Thursday, June 18, 2009

Choosing "By the Bean"

An election tie is broken in Arizona.....

Had a great discussion in class the other day (my man, and frequenter commenter, Martin can attest to this) on the possibility, and perhaps even value, of random selection in politics.

The Greeks did it. Aristophanes mentions it in "The Birds," in fact. Plutarch mentions it also. Ditto Thucydides. Choosing "by the bean" was common.

The bad thing about choice by lot is that the elected official might not do what voters want. And the good thing, of course, is that the elected official might not take public money to do what some voters want.

(nod to RL)

4 comments:

James said...

If the random choice is to break a tie I don't think the worry of official going off and doing crazy things is valid. Since they would have to have convinced half the electorate that they're trustworthy.

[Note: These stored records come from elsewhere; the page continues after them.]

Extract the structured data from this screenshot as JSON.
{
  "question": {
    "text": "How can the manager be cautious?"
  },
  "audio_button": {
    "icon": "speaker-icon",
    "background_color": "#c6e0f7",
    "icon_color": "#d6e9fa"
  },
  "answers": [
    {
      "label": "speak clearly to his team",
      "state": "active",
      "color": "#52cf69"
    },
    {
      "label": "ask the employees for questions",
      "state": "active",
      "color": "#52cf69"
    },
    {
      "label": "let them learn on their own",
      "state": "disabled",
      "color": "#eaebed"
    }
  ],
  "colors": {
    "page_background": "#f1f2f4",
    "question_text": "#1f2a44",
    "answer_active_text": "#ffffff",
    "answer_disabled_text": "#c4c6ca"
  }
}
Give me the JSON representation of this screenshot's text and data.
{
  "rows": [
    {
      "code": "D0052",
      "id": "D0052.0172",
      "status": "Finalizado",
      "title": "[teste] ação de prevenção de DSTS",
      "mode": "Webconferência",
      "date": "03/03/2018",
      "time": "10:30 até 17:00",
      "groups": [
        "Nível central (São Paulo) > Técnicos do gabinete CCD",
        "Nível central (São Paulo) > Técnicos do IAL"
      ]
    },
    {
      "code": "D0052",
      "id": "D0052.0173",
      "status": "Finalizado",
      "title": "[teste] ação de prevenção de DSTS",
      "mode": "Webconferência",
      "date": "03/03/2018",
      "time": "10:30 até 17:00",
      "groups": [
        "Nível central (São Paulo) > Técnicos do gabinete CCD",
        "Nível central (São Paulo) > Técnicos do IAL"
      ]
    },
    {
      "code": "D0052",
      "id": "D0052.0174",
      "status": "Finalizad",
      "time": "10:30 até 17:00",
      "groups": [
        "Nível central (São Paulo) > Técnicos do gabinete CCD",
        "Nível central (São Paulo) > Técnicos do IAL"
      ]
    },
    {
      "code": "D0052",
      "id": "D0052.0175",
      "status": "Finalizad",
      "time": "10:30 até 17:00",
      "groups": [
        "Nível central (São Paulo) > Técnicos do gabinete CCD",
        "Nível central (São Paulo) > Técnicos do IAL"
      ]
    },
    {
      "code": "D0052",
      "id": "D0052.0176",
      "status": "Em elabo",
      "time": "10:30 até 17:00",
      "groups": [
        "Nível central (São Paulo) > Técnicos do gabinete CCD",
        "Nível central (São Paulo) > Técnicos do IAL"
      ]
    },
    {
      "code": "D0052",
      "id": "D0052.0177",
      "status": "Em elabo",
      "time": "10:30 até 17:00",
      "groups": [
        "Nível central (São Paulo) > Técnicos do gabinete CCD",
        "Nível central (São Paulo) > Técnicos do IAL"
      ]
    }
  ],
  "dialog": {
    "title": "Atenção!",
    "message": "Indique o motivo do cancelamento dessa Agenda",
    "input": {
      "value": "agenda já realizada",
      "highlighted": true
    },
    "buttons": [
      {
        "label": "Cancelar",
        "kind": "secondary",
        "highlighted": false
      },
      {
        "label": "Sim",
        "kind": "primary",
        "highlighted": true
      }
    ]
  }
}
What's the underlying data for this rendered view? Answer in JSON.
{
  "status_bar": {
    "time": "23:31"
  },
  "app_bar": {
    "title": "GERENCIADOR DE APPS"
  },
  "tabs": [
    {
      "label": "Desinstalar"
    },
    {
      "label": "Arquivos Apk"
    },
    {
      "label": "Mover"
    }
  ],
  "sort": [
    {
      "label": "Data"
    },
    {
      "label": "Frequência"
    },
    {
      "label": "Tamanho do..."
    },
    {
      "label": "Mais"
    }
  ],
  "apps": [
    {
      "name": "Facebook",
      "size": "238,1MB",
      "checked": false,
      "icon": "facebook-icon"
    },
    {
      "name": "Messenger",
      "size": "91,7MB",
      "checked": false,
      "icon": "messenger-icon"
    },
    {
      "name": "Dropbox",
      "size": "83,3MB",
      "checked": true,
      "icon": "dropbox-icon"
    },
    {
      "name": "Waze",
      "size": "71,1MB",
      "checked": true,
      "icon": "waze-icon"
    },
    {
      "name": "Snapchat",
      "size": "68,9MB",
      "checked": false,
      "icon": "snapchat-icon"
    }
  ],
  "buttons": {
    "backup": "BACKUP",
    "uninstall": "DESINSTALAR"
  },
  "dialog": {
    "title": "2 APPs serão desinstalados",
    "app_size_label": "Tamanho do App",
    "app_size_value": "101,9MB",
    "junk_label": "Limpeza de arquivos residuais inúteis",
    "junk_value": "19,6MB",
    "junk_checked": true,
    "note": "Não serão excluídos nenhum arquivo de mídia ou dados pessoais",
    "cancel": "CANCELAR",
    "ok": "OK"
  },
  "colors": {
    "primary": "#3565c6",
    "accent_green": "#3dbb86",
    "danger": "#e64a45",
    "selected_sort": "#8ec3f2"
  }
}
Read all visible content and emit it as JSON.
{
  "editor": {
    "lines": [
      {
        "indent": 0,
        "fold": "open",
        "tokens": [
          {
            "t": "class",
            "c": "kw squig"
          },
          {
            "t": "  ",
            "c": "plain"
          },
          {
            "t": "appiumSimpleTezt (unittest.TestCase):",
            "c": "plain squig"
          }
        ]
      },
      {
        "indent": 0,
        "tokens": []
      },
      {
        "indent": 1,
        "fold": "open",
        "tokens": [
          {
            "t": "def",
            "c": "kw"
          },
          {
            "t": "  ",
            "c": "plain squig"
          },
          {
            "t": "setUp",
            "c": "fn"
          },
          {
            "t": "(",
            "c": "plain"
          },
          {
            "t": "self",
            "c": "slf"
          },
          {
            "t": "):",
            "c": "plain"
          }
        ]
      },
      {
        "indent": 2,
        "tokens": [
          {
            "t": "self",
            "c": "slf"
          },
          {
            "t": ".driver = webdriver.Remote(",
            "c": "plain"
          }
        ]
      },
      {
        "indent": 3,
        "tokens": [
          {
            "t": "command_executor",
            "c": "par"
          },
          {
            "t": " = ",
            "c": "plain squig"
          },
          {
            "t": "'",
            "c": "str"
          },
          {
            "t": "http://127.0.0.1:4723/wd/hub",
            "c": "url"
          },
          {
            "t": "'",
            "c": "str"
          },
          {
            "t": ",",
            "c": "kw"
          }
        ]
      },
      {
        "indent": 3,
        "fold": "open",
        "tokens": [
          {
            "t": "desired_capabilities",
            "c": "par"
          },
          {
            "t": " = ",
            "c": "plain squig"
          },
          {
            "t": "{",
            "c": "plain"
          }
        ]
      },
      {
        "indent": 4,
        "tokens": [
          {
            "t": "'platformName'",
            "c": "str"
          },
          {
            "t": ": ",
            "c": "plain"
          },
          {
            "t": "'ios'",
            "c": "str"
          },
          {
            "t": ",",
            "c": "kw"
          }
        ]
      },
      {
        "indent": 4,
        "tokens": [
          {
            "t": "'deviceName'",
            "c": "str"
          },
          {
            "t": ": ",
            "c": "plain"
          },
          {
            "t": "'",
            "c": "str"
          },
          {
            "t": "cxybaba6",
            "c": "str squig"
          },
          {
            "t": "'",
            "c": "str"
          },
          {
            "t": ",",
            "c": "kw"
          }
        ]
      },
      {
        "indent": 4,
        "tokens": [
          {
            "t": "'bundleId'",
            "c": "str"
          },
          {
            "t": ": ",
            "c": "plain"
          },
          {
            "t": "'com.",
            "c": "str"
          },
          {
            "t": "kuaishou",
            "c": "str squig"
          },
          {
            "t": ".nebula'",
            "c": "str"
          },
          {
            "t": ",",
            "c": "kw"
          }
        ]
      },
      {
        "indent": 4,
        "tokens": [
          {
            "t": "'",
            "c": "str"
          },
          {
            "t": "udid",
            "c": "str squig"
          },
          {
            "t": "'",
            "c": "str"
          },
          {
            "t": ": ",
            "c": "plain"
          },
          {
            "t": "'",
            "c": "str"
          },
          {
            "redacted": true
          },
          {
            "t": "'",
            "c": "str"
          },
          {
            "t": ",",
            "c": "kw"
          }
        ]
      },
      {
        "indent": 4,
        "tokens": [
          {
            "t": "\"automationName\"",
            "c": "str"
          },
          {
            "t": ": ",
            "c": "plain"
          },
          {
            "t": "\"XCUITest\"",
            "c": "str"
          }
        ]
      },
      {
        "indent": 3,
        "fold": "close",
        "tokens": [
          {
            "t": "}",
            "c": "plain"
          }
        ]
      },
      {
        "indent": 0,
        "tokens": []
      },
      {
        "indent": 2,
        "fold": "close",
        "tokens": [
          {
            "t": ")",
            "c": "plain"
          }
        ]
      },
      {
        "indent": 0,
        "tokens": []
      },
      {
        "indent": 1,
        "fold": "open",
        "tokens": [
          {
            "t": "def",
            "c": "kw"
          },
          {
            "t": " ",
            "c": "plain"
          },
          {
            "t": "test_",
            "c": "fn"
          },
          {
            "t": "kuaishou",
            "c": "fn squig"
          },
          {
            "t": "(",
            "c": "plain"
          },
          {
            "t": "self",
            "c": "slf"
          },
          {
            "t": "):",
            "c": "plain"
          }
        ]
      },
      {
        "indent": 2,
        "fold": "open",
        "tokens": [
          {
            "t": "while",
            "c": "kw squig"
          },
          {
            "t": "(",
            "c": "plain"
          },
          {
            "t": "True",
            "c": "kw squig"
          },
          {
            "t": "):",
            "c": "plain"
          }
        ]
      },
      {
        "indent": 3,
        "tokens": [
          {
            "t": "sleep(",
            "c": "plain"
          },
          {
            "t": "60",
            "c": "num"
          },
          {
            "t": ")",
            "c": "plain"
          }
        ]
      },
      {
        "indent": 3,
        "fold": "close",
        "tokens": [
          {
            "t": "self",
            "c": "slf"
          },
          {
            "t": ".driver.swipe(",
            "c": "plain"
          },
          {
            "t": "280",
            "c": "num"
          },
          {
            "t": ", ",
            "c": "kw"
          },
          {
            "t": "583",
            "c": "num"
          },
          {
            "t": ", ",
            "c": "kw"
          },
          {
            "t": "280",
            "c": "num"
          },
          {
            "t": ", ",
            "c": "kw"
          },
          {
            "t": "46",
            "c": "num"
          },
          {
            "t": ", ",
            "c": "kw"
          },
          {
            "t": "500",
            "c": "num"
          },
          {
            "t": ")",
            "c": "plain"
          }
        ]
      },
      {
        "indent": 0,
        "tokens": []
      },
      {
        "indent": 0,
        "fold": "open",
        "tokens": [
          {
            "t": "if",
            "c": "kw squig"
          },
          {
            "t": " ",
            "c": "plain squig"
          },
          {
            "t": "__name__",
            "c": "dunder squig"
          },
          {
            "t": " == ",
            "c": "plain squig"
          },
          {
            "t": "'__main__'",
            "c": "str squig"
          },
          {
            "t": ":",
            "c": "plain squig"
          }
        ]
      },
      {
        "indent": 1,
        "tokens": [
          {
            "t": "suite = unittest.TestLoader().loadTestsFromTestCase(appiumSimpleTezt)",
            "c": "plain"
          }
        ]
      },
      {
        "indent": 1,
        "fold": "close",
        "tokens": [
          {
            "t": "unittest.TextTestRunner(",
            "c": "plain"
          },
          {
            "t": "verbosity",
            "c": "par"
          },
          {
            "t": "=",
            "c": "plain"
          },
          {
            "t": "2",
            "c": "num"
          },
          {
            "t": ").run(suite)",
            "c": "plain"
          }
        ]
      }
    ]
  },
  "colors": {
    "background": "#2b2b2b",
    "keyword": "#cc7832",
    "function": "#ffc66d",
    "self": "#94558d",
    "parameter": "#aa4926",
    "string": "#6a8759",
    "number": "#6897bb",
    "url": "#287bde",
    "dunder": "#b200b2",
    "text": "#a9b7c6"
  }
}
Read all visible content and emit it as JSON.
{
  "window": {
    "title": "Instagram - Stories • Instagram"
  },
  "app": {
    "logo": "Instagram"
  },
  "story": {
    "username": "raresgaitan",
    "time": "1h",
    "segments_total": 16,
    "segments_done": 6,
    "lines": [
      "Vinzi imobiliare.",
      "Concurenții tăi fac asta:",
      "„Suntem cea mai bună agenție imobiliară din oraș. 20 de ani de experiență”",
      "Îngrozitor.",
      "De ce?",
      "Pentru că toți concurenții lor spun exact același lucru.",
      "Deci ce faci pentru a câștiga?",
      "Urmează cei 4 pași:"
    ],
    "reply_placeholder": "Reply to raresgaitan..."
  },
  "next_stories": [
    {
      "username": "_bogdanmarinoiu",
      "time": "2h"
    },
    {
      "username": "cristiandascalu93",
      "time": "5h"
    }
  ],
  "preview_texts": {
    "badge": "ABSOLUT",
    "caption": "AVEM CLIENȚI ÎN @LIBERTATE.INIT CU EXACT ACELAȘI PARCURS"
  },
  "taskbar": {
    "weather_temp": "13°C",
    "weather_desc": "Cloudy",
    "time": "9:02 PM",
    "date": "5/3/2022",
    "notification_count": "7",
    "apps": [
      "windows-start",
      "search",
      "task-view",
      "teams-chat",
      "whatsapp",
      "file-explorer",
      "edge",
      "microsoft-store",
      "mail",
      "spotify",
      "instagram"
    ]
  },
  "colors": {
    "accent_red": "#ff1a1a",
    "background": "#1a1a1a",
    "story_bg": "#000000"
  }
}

And also most politicians are put in thier place by looking forward to the next election. When they wont be elected again then you can get trouble.

Mungowitz said...

Your second claim is the interesting one.

Is the problem that officials WON'T do what voters want?

Or that they WILL?

Choice by lot means we take turns, and that each of us then returns to the community we "served." Our behavior in office is constrained by the knowledge that we will be in office only a short time, and that we then have to answer for our choices when we return to private life.

Many academic departments rotate the chairmanship, for this reason precisely.

It is not obvious to me that "serve the majority, by sacrificing the minority's interests" is the best way to run a government.

If we choose by lot, then the minority has a decent chance of being represented, over time, in proportion to their percentage of the population. Lani Guiner would be happy, wouldn't she?

James said...

So I think the problem is that the elected official wont do what the public wants.

I think the underlying assumption in your example of the chairmanship is that the incumbent is non-anonymous when they return to the community and hence can be punished ("answer for our choices") by the group. But in an large election setting this does not hold.

So assuming that a politician gets benifit from holding office the way to punish them is not to reelect them (since while they are the representative they are public).

--game theory--
This is basically a folk theorem argument. Any feasible payoff can be obtained by some penal code for punishing off-equilibrium path outcomes. But you need to observe the player in repeated stage games to punish them.

What I'm saying sounds like "From Fairs to Banks" by Arujo and Minetti on money and fairs in medival times
-- end game theory--

So for the politician case if the politician wants to stay in office then he has to do what the public wants otherwise they punish him by kicking him out. But if he does not want to (or can't) stay in office then its a one-shot game and he'll do what he wants; which may or may not be what the public wants. This is my take on the insanity of Dick Chaney's VP career.